Stop being so melodramatic. I have a vaccine and a booster. A lot of people are just wondering why MoCo is so high strung about Covid measures compared to its educated, highly liberal neighbors like Arlington and DC who seem to think that they don’t need a mask mandate. Muriel Bowser and the Arlington County government aren’t Ron DeSantis. What makes MoCo residents uniquely susceptible to Covid compared to people in these other jurisdictions? It seems to me and a lot of other Democratic voting MoCo residents that we are being led by a bunch of irrational hypochondriacs.
You can go into any restaurant or bar in MoCo and eat or drink maskless.
Like I said, knock yourselves out.
You just can't go maskless into a grocery store or a pharmacy. I think most residents of DC and Arlington have enough sense to do this, and then don't care what happens in the poorer areas.

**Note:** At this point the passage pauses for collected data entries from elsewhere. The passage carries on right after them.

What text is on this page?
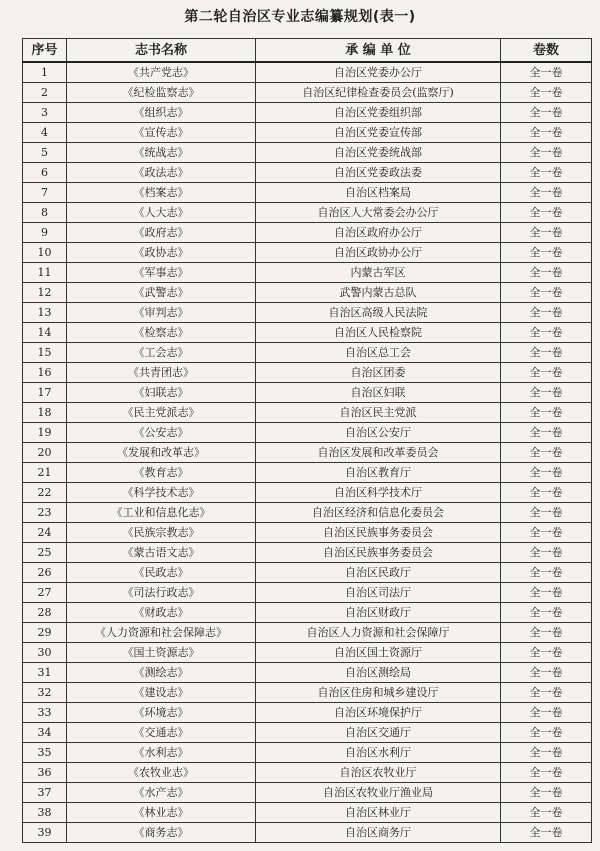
第二轮自治区专业志编纂规划(表一)
序号	志书名称	承 编 单 位	卷数
1	《共产党志》	自治区党委办公厅	全一卷
2	《纪检监察志》	自治区纪律检查委员会(监察厅)	全一卷
3	《组织志》	自治区党委组织部	全一卷
4	《宣传志》	自治区党委宣传部	全一卷
5	《统战志》	自治区党委统战部	全一卷
6	《政法志》	自治区党委政法委	全一卷
7	《档案志》	自治区档案局	全一卷
8	《人大志》	自治区人大常委会办公厅	全一卷
9	《政府志》	自治区政府办公厅	全一卷
10	《政协志》	自治区政协办公厅	全一卷
11	《军事志》	内蒙古军区	全一卷
12	《武警志》	武警内蒙古总队	全一卷
13	《审判志》	自治区高级人民法院	全一卷
14	《检察志》	自治区人民检察院	全一卷
15	《工会志》	自治区总工会	全一卷
16	《共青团志》	自治区团委	全一卷
17	《妇联志》	自治区妇联	全一卷
18	《民主党派志》	自治区民主党派	全一卷
19	《公安志》	自治区公安厅	全一卷
20	《发展和改革志》	自治区发展和改革委员会	全一卷
21	《教育志》	自治区教育厅	全一卷
22	《科学技术志》	自治区科学技术厅	全一卷
23	《工业和信息化志》	自治区经济和信息化委员会	全一卷
24	《民族宗教志》	自治区民族事务委员会	全一卷
25	《蒙古语文志》	自治区民族事务委员会	全一卷
26	《民政志》	自治区民政厅	全一卷
27	《司法行政志》	自治区司法厅	全一卷
28	《财政志》	自治区财政厅	全一卷
29	《人力资源和社会保障志》	自治区人力资源和社会保障厅	全一卷
30	《国土资源志》	自治区国土资源厅	全一卷
31	《测绘志》	自治区测绘局	全一卷
32	《建设志》	自治区住房和城乡建设厅	全一卷
33	《环境志》	自治区环境保护厅	全一卷
34	《交通志》	自治区交通厅	全一卷
35	《水利志》	自治区水利厅	全一卷
36	《农牧业志》	自治区农牧业厅	全一卷
37	《水产志》	自治区农牧业厅渔业局	全一卷
38	《林业志》	自治区林业厅	全一卷
39	《商务志》	自治区商务厅	全一卷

In MoCo, a large swath of the county is the poorer area, both white poverty or LMC and POC. There are a million people. A lot of them are living multiple families to a house or apartment and poorly educated and the Trumpers don't have much sense--so would refuse to mask in a logical place like pharmacy. In Bethesda, or the wealthier areas, most people would have enough sense to go to the gym without a mask and wear a mask to get groceries or pick up drugs. Not so in my area of the MoCo, as I even saw during the height of the pandemic.